Note: For this example to run, myModule.js would need to exist at the specified path, and the execution environment must support dynamic ES module imports (e.g., modern browser or Node.js with ES modules enabled).

7. String.prototype.matchAll()

The matchAll() method returns an iterator of all results matching a string against a regular expression, including capturing groups. This is a significant improvement over String.prototype.match() when you need to iterate over all matches and access their detailed capture groups, especially when using regular expressions with the /g (global) flag.

const text = "Cats are great. Dogs are too. Birds sing.";
const regex = /\b(\w+)\s+are\s+(great|too)\b/g;

// Using match() with /g only gives you an array of full matched strings, not capture groups for all.
// console.log(text.match(regex)); // ["Cats are great", "Dogs are too"]

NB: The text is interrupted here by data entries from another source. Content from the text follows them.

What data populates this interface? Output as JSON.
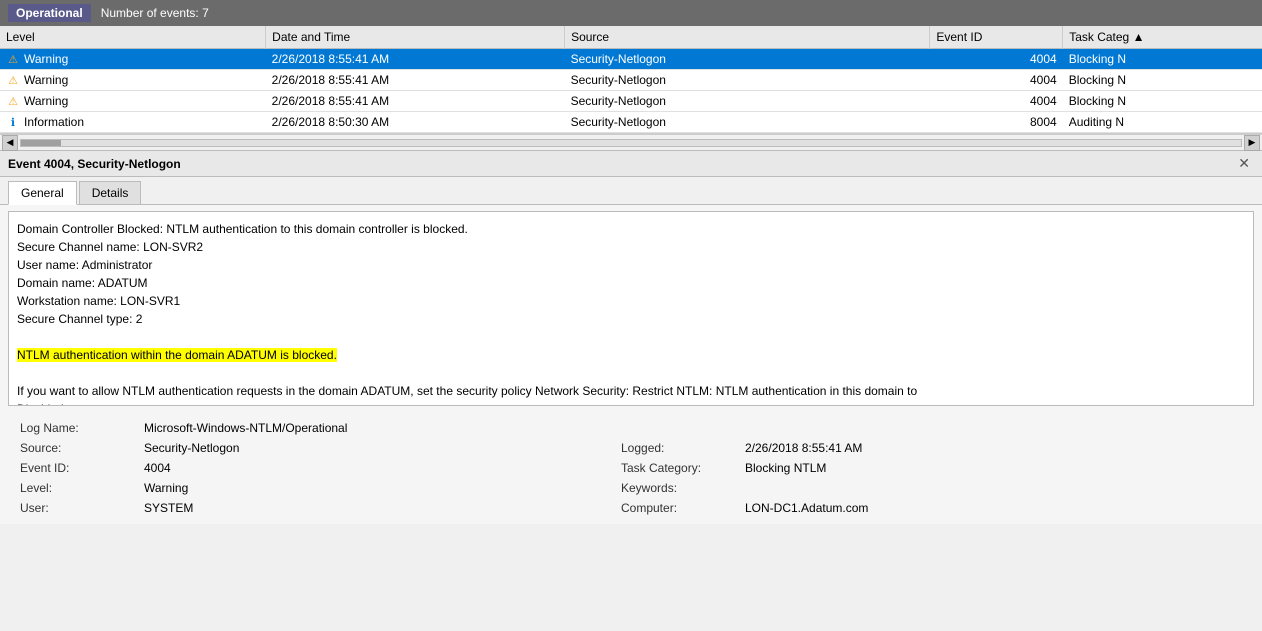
{
  "topbar": {
    "label": "Operational",
    "event_count_label": "Number of events: 7"
  },
  "table": {
    "headers": [
      "Level",
      "Date and Time",
      "Source",
      "Event ID",
      "Task Categ"
    ],
    "rows": [
      {
        "level": "Warning",
        "level_type": "warning",
        "datetime": "2/26/2018 8:55:41 AM",
        "source": "Security-Netlogon",
        "event_id": "4004",
        "task_category": "Blocking N",
        "selected": true
      },
      {
        "level": "Warning",
        "level_type": "warning",
        "datetime": "2/26/2018 8:55:41 AM",
        "source": "Security-Netlogon",
        "event_id": "4004",
        "task_category": "Blocking N",
        "selected": false
      },
      {
        "level": "Warning",
        "level_type": "warning",
        "datetime": "2/26/2018 8:55:41 AM",
        "source": "Security-Netlogon",
        "event_id": "4004",
        "task_category": "Blocking N",
        "selected": false
      },
      {
        "level": "Information",
        "level_type": "info",
        "datetime": "2/26/2018 8:50:30 AM",
        "source": "Security-Netlogon",
        "event_id": "8004",
        "task_category": "Auditing N",
        "selected": false
      }
    ]
  },
  "detail_panel": {
    "title": "Event 4004, Security-Netlogon",
    "tabs": [
      {
        "label": "General",
        "active": true
      },
      {
        "label": "Details",
        "active": false
      }
    ],
    "message_lines": [
      "Domain Controller Blocked: NTLM authentication to this domain controller is blocked.",
      "Secure Channel name: LON-SVR2",
      "User name: Administrator",
      "Domain name: ADATUM",
      "Workstation name: LON-SVR1",
      "Secure Channel type: 2",
      "",
      "NTLM authentication within the domain ADATUM is blocked.",
      "",
      "If you want to allow NTLM authentication requests in the domain ADATUM, set the security policy Network Security: Restrict NTLM: NTLM authentication in this domain to",
      "Disabled."
    ],
    "highlighted_line": "NTLM authentication within the domain ADATUM is blocked.",
    "metadata": {
      "log_name_label": "Log Name:",
      "log_name_value": "Microsoft-Windows-NTLM/Operational",
      "source_label": "Source:",
      "source_value": "Security-Netlogon",
      "logged_label": "Logged:",
      "logged_value": "2/26/2018 8:55:41 AM",
      "event_id_label": "Event ID:",
      "event_id_value": "4004",
      "task_category_label": "Task Category:",
      "task_category_value": "Blocking NTLM",
      "level_label": "Level:",
      "level_value": "Warning",
      "keywords_label": "Keywords:",
      "keywords_value": "",
      "user_label": "User:",
      "user_value": "SYSTEM",
      "computer_label": "Computer:",
      "computer_value": "LON-DC1.Adatum.com"
    }
  }
}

// Using matchAll() to iterate over all matches and access capture groups
for (const match of text.matchAll(regex)) {
    console.log(`
        Full match: ${match[0]}
        Animal: ${match[1]}
        Adjective: ${match[2]}
        Index: ${match.index}
        Input: ${match.input}
    `);
}

// Expected output:
// Full match: Cats are great
// Animal: Cats
// Adjective: great
// Index: 0
// Input: Cats are great. Dogs are too. Birds sing.

// Full match: Dogs are too
// Animal: Dogs
// Adjective: too
// Index: 16
// Input: Cats are great. Dogs are too. Birds sing.